Ciertamente, es muy triste repasar un título como éste y descubrir de qué modo tenían que ganarse la vida los actores y actrices de esa época. José Sacristán, José Orjas, Mari Carmen Prendes, Antonio Ferrandis o Margot Cottens, entre otros muchos, se veían obligados a aceptar estas pequeñas colaboraciones, a cuál más disparatada, para poder llevarse algo a la boca. Suerte que, de vez en cuando, cineastas más dignos como Bardem o Berlanga, les brindaban magníficas oportunidades a muchos de ellos, como ocurría, por ejemplo, con uno de los mayores histriones de nuestro cine: un José Luis López Vázquez que, en esta ocasión (y más pasado de rosca que nunca), daba vida a un quincorro, de aspecto "acantinflado", al que intenta redimir, durante todo el metraje, la lanzada Sor Citroen.

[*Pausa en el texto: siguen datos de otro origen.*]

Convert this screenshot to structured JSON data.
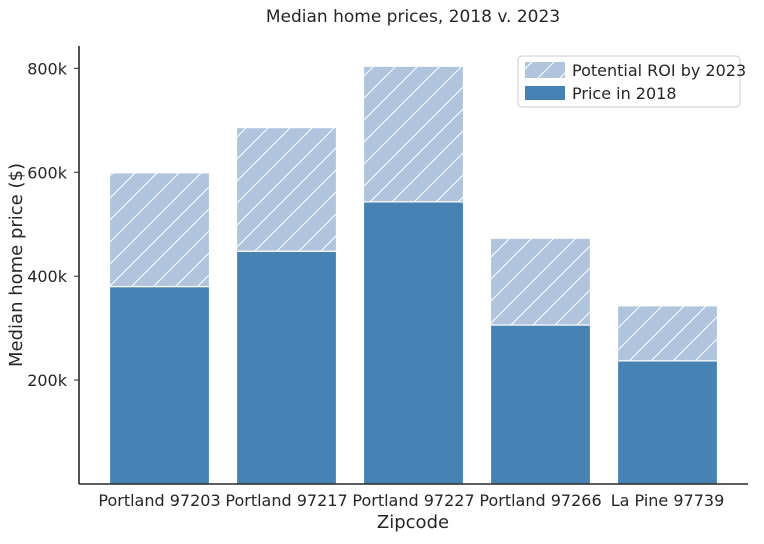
{
  "chart_data": {
    "type": "bar",
    "stacked": true,
    "title": "Median home prices, 2018 v. 2023",
    "xlabel": "Zipcode",
    "ylabel": "Median home price ($)",
    "categories": [
      "Portland 97203",
      "Portland 97217",
      "Portland 97227",
      "Portland 97266",
      "La Pine 97739"
    ],
    "series": [
      {
        "name": "Price in 2018",
        "values": [
          380000,
          448000,
          543000,
          306000,
          237000
        ],
        "color": "#4682b4",
        "pattern": "solid"
      },
      {
        "name": "Potential ROI by 2023",
        "values": [
          219000,
          238000,
          261000,
          167000,
          106000
        ],
        "color": "#b0c4de",
        "pattern": "hatch"
      }
    ],
    "totals_2023": [
      599000,
      686000,
      804000,
      473000,
      343000
    ],
    "y_ticks": [
      200000,
      400000,
      600000,
      800000
    ],
    "y_tick_labels": [
      "200k",
      "400k",
      "600k",
      "800k"
    ],
    "ylim": [
      0,
      843000
    ],
    "grid": false,
    "legend_position": "top-right"
  }
}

El spanish show estaba servido: un toque de comedia de lo más simple; cuatro tópicos amontonados sin ton ni son; un mucho de religión y de actos piadosos y, como complemento, una desagradable pestilencia reaccionaria que tiraba de espaldas. Así era buena parte del cine español de un tiempo muy concreto. No había otra cosa, excepto el encontrar la gloria en el esmerado servicio de bar en el hall.